20 May 2016

Paper Review: An Administrator's Guide to Internet Password Research

A few weeks ago I had the pleasure of reading An Administrator's Guide to Internet Password Research (Dinei Florencio, Cormac Herley, and Paul C. van Oorschot, Microsoft Research, November 2014) in detail. It took many hours because I wanted to understand everything.

The paper is of high quality and extremely well-written and researched. The main takeaway is that attacks on passwords can be differentiated between two very distinct categories: Online and offline attacks. The demands on password strength are much lower if the password only has to withstand online attacks because the rate of guesses of an adversary is relatively low, especially so if the administrator employs means of rate limiting tries, lockout policies or CAPTCHAs. The authors estimate 10^6 attacks on a single account over a period of 4 months. However, if the adversary gains access to the password database and the passwords are properly hashed and salted (and maybe peppered, I was very surprised that the word pepper never came up in the paper, but they did mention site-wide (global) salt which is another name for it), then he can launch an offline brute-force attack that can reach, depending on the resources of the adversary, up to 10^20 guesses over a 4-moth period if they use roughly a thousand modern GPUs. I'd say that 10^20 is quite large. If an adversary is willing and capable of using such powerful hardware for 4 months, this means that your account has such a high value that you should have better security measures in place than just hashed and salted passwords.

The authors tried to describe Rainbow Tables in two sentences. Needless to say, that was not enough for me to understand them, even though I understand hashing and its properties. So I had to search for and read other resources until I gained a proper understanding of them. I would have preferred if the paper did not try to explain the concept and introduce the term 'chains' that is never used again.
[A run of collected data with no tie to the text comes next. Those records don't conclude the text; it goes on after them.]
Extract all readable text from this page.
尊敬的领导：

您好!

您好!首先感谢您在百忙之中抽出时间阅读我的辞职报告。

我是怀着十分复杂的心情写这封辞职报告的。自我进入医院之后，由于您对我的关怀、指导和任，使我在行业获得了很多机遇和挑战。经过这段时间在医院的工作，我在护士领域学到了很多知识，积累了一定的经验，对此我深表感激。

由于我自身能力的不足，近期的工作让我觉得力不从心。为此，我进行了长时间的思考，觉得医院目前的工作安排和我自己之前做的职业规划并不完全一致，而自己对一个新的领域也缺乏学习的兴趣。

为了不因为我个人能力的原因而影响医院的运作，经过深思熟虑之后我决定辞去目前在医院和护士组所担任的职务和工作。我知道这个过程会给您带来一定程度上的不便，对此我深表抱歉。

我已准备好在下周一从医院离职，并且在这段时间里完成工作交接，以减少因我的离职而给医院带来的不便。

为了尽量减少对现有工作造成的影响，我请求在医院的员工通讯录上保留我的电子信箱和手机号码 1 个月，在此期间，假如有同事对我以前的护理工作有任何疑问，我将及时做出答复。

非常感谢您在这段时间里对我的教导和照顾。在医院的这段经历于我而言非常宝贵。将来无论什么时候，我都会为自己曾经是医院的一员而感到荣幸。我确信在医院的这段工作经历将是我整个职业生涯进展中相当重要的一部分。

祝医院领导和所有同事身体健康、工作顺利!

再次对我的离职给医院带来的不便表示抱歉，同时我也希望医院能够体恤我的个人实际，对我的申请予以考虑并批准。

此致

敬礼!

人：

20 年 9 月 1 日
In the section about phishing, the paper mentions that the March 2011 breach on RSA Security's SecurID was reportedly a spear-phishing attack. What happened was that the attackers sent E-mails with an attached spreadsheet called "2011 Recruitment plan.xls". The spreadsheet contained a zero-day exploit that installs a backdoor through an Adobe Flash vulnerability (CVE-2011-0609) [0]. I was extremely surprised that this attack is labelled as phishing in the media - at no point in time was the user tricked into giving up sensitive information and credentials. He simply opened tabular data in an E-mail - the idea that Microsoft Excel embeds Adobe Flash which contains a zero-day exploit is mind-boggling. I have never seen a proper spreadsheet make use of embedded Flash content. This is probably not the usual way of how phishing happens.

There's a typo on page 15: It can facilitate forms of phishing if users become habituated to entering their email passwords at low-value sites that users email addresses as usernames.

On Page 16: While naive "password strength" measures are widely used, simple to calculate, and have formed the basis for much of the analysis around passwords, simplistic metrics [13] based on Shannon entropy are poor measures of guessing-resistance (recall Section 3.1).
I think at this point it is worth pointing out more clearly that Shannon entropy is not the problem, it is completely fine and the right tool for the job. The problem is the (completely false and naive) assumption that every possible password in the password-space has an equal likelihood of being chosen. Breached databases show this plainly. As is evident from the formula of Shannon entropy, we have to know the probability distribution to calculate the entropy. Without mentioning it in those words, the authors also used Shannon-entropy in the paper, but they relied on the data of leaked password databases to estimate the probability distribution and thus the entropy, which is the proper way to do it. That is, they appreciated the fact that the password 'password' has a much higher probability than 'FnhDgnWm'. Determining the distribution of passwords is actually a very complex subject because it has to capture the element of the human mind, how it makes up and associates things to form a password. Suddenly, things like cultural background play a role. Before Justin Bieber was famous, it is unlikely that anyone used 'justinbieber' as their password.

All in all, this paper is a must-read for every administrator and people who manage portfolios of passwords, but it is also good to know as a plain user of password-secured services.